Keşifte dinlenen teknik bilirkişi dava konusu taşınmazın toplam yüzölçümlerinin 151.698,00 m2 olduğu, zeminde birleşik vaziyette kullanıldıklarını, her iki parselin içinden DSİ sulama kanalının geçtiğini, tarımsal özellikleri ve değerlerinin aynı olduğu, taşınmazların kadastrol yolunun olmadığını, bu nedenle de ifrazının mümkün olmadığını belirtmiştir.
Taşınmazların bulunduğu pafta da incelendiğinde taşınmazların kadastrol yolunun bulunmadığı anlaşılmaktadır.
Ancak taşınmazların yüzölçümlerinin ve toprak niteliklerin aynı olduğu bilirkişi raporuna göre sabittir. Gayrimenkullerin hala kadastrol yolunun olmadığı da kesindir. Dolayısıyla bilirkişinin yol olmadığından ifrazının yapılamayacağına ilişkin belirtmesinin dayanağı zaten yoktur. Plansız alanlar imar yönetmeliğinde belirtilen yola cephe şartı, mevcut bir yola cephesi olan parsellerin ifrazı ile ilgili olup, halihazırda taşınmazlarının yola cephesi olmadığından ifrazının olamayacağı kabul edilemez. Az yukarıda da belirtildiği gibi taşınmazların halen yola cephesi yoktur ve ihaleden alınan da bu şekli ile kullanılacak, ihtiyac halinde geçit hakkı davacı açacaktır. Dolayısıyla paydaş sayısının azlığı ve arazilerinin yüzölçümü nazara alındığında aynen taksimi veya ivaz ilavesi ile taksimi mümkün olup, bu hususunun ayrıca İl idare kurulundan sorularak saptanması gerekir.

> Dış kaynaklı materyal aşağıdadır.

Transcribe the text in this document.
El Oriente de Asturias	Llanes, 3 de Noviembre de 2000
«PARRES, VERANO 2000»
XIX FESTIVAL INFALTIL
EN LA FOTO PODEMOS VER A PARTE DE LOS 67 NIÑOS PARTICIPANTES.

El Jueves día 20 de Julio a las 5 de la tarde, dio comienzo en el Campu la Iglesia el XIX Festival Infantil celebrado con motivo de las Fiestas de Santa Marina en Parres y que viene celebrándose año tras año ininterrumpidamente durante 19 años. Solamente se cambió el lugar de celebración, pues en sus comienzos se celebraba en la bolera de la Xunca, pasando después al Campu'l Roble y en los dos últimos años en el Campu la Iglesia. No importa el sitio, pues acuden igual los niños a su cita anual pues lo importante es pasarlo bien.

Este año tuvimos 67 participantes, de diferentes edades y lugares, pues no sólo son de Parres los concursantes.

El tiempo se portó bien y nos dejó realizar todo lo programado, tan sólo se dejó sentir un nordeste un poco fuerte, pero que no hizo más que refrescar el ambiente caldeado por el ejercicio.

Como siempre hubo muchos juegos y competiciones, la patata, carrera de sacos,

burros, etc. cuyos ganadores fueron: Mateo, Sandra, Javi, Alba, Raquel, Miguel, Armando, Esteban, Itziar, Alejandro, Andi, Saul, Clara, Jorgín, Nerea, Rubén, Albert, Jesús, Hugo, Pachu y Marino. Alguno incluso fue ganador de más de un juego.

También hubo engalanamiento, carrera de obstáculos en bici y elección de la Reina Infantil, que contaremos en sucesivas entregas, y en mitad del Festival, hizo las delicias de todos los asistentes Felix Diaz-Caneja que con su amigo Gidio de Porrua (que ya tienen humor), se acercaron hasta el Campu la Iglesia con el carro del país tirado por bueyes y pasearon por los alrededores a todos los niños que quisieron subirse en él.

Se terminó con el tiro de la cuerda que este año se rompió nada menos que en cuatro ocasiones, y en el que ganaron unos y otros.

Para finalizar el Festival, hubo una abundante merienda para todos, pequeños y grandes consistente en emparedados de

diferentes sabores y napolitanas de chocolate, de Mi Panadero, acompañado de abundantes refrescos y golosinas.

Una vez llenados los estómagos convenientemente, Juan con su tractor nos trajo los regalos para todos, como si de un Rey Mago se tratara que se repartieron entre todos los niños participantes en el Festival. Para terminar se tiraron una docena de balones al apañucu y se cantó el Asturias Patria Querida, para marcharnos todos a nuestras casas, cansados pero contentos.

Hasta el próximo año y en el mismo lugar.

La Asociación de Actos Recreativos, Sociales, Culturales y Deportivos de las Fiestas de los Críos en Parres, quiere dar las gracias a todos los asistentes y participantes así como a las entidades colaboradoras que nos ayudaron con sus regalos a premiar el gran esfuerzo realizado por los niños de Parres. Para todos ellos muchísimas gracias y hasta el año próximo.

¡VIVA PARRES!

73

Bütün bunlar araştırılmadan, taşınmazların dayanaksız bilirkişisi raporuna göre aynen taksimi mümkün görülmediğinden ortaklığın, satış kararı verilerek giderilmesine ilişkin yerel mahkeme kararının bozulması düşüncesi ve sayın çoğunluğun onama görüşüne katılmıyorum.